In 2012, Roughly 17 Million Adults in the United States Aged 19 and Older Had an “Alcohol Use Disorder” or AUD.
Seventeen million adults are just over 7.2 percent of the country’s adult population. Problem drinking and abuse have become so severe that the medical world has given the medical diagnosis of “Alcohol Use Disorder.” Included in the diagnosis are 11.2 million men and 5.7 million women, with an estimated 855,000 adolescents aged 12-17 diagnosed.
Certain criteria are found in the Diagnostic and Statistical Manual of Mental Disorders that must be met to be diagnosed with an AUD. The medical community has found that anyone who meets 2 of the 11 criteria during the same 12-month period receives a diagnosis of AUD. Mild, moderate, or severe diagnosis is based on the number of criteria met.
There Is Also a Disease Model for Alcoholism That Depends on It Being a Physical Addiction That Cannot Be Controlled, Distinguishable by Specific Symptoms and Requiring Specialized Medical Treatment.
Cycles of physical cravings and withdrawal symptoms, including shaking, sweating, nausea, and dizziness, are part of why alcoholism has been classified as a physical disease. Because abuse of drugs or alcohol is an addiction, it is considered a brain disease. This disease model from the National Council on Alcoholism and Drug Dependence seems not to believe some of the reasons people become addicted, and others do not. Cultural and environmental factors need to be considered, as do traumatic events.
Why Do Many in the Medical World Believe That Addiction Is a Disease or Disorder?

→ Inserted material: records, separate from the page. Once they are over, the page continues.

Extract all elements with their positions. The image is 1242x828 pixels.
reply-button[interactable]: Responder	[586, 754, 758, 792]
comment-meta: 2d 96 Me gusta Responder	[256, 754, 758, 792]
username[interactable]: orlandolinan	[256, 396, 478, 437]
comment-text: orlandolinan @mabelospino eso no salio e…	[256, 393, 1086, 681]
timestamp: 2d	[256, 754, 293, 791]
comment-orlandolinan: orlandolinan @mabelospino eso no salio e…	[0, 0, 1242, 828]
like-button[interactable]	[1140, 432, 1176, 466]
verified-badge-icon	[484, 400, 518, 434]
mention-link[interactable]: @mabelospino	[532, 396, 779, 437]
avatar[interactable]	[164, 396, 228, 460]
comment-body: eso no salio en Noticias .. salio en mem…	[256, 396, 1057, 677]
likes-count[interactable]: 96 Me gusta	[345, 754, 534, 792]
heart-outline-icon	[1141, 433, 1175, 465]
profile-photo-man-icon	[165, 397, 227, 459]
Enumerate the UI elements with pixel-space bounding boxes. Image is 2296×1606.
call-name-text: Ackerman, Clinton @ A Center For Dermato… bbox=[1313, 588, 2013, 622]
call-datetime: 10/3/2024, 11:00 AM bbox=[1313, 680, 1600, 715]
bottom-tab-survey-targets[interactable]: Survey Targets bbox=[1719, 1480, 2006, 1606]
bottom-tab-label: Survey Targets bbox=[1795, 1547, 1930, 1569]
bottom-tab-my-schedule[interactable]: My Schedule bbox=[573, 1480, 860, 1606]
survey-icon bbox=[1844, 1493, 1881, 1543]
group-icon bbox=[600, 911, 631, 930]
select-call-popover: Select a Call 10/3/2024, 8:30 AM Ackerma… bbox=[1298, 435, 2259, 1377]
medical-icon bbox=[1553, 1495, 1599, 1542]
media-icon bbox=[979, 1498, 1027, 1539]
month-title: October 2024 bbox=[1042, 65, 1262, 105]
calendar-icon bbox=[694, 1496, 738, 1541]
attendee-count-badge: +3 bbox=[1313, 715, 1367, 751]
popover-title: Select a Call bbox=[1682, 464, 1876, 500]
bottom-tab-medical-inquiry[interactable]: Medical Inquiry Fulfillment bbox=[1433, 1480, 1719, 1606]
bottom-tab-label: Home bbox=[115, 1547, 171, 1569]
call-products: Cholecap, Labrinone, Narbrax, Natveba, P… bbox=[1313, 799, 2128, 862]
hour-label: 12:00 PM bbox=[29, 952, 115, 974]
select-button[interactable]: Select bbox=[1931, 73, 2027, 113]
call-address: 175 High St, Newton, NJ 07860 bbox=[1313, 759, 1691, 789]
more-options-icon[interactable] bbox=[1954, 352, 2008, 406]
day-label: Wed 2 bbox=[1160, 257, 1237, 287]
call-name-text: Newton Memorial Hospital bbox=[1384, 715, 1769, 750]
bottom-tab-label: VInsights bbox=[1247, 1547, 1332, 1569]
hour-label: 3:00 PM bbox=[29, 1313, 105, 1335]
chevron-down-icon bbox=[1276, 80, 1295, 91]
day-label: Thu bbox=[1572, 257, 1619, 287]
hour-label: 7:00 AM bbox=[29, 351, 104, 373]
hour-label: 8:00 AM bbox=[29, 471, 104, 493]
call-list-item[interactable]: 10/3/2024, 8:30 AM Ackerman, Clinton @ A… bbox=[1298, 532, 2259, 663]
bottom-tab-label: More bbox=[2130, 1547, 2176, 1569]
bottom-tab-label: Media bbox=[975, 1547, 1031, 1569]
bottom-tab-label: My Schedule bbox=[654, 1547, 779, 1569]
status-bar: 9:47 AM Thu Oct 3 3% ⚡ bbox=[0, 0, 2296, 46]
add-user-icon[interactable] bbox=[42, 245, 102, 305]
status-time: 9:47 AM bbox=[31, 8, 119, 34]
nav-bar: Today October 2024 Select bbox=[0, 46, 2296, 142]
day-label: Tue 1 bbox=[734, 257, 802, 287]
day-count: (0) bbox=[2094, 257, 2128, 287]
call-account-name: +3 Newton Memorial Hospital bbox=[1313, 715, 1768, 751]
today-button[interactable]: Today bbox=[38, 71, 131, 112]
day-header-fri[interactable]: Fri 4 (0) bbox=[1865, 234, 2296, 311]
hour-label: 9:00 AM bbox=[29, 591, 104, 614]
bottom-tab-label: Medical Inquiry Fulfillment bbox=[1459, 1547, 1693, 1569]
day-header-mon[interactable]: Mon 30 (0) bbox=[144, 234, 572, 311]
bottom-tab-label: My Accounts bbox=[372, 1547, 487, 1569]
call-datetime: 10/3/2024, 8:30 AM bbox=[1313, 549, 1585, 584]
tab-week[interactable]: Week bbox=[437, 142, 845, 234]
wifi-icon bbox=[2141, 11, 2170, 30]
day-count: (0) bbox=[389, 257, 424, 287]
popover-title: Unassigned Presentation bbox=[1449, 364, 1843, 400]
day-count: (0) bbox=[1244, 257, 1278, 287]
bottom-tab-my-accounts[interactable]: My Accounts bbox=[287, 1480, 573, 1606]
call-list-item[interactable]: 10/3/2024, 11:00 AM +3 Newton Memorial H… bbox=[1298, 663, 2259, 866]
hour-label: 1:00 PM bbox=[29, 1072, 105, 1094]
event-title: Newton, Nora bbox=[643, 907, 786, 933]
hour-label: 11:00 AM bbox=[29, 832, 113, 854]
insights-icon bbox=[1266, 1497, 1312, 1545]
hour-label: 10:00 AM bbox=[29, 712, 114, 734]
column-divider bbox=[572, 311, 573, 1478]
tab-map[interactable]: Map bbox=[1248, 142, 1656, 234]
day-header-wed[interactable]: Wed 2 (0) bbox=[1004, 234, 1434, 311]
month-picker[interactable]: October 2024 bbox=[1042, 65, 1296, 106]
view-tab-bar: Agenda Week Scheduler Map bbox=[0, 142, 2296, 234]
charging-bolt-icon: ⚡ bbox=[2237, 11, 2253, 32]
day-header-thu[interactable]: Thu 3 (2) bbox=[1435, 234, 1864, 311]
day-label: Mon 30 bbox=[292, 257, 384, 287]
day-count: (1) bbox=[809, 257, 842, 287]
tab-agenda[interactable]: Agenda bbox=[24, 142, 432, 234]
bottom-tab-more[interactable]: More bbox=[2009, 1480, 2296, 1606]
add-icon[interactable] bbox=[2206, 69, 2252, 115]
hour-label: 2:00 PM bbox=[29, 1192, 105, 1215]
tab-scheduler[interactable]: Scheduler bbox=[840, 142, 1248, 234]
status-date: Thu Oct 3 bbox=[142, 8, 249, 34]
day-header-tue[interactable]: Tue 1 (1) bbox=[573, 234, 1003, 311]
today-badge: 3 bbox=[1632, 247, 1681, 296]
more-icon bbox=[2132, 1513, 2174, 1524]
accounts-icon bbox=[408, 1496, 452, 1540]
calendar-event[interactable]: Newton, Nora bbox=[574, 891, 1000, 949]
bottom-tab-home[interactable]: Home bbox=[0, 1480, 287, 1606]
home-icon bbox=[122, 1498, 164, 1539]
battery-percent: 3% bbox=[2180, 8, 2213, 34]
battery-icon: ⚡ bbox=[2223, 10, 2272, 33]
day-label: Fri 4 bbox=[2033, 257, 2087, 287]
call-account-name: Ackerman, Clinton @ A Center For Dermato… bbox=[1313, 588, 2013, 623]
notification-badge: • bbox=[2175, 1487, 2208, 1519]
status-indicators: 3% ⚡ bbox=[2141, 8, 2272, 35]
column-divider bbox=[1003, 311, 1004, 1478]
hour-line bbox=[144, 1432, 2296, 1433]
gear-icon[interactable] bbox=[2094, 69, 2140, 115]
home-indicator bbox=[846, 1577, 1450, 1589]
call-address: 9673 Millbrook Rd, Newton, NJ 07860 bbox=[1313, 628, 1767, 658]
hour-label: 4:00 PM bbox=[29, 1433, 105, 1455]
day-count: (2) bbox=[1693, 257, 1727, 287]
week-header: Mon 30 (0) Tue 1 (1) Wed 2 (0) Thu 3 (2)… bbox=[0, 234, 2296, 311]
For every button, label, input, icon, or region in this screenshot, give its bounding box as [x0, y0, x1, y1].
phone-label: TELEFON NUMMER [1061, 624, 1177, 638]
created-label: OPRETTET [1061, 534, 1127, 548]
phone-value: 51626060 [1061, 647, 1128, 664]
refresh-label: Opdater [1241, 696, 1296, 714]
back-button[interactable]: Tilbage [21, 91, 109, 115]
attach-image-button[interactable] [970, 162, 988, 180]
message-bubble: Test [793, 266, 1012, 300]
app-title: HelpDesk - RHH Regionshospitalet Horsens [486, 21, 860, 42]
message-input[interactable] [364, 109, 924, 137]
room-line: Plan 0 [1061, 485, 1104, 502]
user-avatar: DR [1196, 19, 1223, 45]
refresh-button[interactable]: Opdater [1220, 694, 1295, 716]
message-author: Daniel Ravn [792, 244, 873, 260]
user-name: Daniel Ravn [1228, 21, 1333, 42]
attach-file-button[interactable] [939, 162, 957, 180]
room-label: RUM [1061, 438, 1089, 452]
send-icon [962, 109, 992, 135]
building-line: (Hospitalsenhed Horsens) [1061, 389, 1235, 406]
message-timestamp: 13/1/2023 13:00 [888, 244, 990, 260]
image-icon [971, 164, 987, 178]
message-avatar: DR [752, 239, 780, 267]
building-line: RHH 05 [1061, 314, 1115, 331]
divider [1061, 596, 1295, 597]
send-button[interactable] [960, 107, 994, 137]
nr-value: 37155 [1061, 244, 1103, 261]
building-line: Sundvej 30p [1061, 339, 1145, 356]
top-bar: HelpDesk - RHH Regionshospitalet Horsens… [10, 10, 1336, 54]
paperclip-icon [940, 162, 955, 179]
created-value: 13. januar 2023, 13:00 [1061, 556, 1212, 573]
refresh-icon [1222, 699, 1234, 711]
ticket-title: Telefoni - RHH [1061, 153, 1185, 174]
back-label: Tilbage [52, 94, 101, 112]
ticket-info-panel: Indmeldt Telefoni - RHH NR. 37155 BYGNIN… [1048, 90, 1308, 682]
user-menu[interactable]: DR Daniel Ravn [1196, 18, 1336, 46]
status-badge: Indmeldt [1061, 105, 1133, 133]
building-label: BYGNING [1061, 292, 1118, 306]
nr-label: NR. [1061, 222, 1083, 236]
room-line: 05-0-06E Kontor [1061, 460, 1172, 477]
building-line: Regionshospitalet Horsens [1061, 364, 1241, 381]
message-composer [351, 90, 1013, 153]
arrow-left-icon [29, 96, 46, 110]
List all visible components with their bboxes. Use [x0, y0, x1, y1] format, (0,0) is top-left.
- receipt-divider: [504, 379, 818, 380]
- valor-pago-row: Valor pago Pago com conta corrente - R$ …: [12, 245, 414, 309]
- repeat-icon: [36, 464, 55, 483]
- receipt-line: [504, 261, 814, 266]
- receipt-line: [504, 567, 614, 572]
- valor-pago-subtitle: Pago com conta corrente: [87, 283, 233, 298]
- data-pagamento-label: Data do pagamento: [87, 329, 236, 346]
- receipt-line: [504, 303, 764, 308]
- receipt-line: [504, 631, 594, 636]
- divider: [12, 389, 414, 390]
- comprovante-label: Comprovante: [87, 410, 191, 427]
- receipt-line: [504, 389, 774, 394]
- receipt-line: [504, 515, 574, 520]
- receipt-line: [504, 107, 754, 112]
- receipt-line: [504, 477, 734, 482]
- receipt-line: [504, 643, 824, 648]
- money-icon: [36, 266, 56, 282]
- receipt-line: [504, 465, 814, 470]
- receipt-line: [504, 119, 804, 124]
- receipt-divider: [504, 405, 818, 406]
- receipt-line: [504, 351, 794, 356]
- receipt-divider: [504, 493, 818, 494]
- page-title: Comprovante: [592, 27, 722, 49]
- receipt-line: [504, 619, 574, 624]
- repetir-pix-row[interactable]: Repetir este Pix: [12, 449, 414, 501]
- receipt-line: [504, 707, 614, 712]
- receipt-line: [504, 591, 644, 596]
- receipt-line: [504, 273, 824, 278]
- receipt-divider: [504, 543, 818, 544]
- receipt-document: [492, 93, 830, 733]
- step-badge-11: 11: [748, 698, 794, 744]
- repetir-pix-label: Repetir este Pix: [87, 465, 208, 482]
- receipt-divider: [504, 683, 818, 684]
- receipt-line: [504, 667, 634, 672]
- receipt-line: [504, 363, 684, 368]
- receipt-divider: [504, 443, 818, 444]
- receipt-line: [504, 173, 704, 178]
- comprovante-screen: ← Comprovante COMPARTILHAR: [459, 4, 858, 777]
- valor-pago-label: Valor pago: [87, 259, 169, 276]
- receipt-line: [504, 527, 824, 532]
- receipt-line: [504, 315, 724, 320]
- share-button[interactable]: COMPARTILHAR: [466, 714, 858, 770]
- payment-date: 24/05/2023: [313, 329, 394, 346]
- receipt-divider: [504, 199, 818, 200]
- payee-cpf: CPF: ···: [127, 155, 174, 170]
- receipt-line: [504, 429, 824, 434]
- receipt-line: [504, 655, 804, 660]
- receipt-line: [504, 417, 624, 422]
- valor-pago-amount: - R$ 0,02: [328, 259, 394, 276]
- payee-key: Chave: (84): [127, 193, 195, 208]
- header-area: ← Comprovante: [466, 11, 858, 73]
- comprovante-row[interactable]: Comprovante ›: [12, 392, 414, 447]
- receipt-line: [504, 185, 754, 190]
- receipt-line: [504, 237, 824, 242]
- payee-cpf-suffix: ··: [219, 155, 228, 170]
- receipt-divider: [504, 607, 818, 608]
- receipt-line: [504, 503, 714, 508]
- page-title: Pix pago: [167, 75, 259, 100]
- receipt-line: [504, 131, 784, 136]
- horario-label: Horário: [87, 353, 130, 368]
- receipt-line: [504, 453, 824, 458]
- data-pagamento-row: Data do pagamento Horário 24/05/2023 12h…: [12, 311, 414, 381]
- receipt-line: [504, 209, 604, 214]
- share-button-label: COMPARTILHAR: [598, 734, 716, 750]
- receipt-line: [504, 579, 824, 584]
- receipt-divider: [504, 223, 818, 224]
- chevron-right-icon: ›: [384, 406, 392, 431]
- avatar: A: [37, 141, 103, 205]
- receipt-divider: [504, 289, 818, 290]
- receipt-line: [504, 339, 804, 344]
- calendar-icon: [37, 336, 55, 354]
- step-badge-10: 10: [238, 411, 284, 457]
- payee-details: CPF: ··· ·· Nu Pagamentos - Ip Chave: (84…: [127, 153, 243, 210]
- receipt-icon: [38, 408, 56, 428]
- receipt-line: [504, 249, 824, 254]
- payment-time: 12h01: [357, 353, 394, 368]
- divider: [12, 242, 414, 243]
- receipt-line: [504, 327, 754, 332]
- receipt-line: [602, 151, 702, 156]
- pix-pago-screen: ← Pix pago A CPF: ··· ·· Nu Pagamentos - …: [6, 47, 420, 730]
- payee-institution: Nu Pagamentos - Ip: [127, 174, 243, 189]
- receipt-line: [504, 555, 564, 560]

Research shows that addiction is 50 percent genetic predisposition and 50 percent poor coping skills. There have been studies that have researched identical twins and fraternal twin pairs that have confirmed these numbers. More studies are being done to ensure these results. Researchers have also discovered that the children of people who abuse alcohol and drugs are eight times more likely to develop an addiction themselves.
Why Is Alcohol or Drug Abuse a “We” Problem?
We all have the genetic predisposition to addiction because there is an evolutionary advantage to that. When an animal eats a particular food that it likes, there is an advantage to associating pleasure with that food so that the animal will look for that food in the future. You could say that the potential for addiction may be hardwired into our brains. Even though everyone has the potential for addiction, why are some more predisposed to addiction than others? Some may abuse alcohol or drugs because of poor coping skills by rewiring their brains and thinking. Every time someone uses alcohol, they strengthen the wiring associated with drinking and begin to chase that buzz even more. The more they chase the effect of alcohol, the greater the chance of eventually developing an addiction.
Like Cancer, Heart Disease Diabetes, and Other Diseases, Addiction Should Be Considered a Disease.
Take a look at heart disease. It is a combination of genes and many times due to poor choices in lifestyle such as a bad diet, lack of exercise, and smoking. You can compare other diseases such as adult-onset diabetes and various forms of cancer due to genes and lifestyle choices. If you hear that someone has cancer, heart disease, or diabetes, you would not judge them and think they were the wrong person. You would think, “How can they beat this disease, or how can I help them?” It is the approach we need to follow with addiction. Everyone can become an addict. It crosses all colors, religions, sexes, and economic boundaries, which helps to confirm that addiction is a disease.
More and more research is being done on alcohol and drug abuse, and it suggests that our view that abuse is a disease that should be treated with empathy and care is changing. It could be a loved one that becomes dependent, and we would want nothing but the best for them.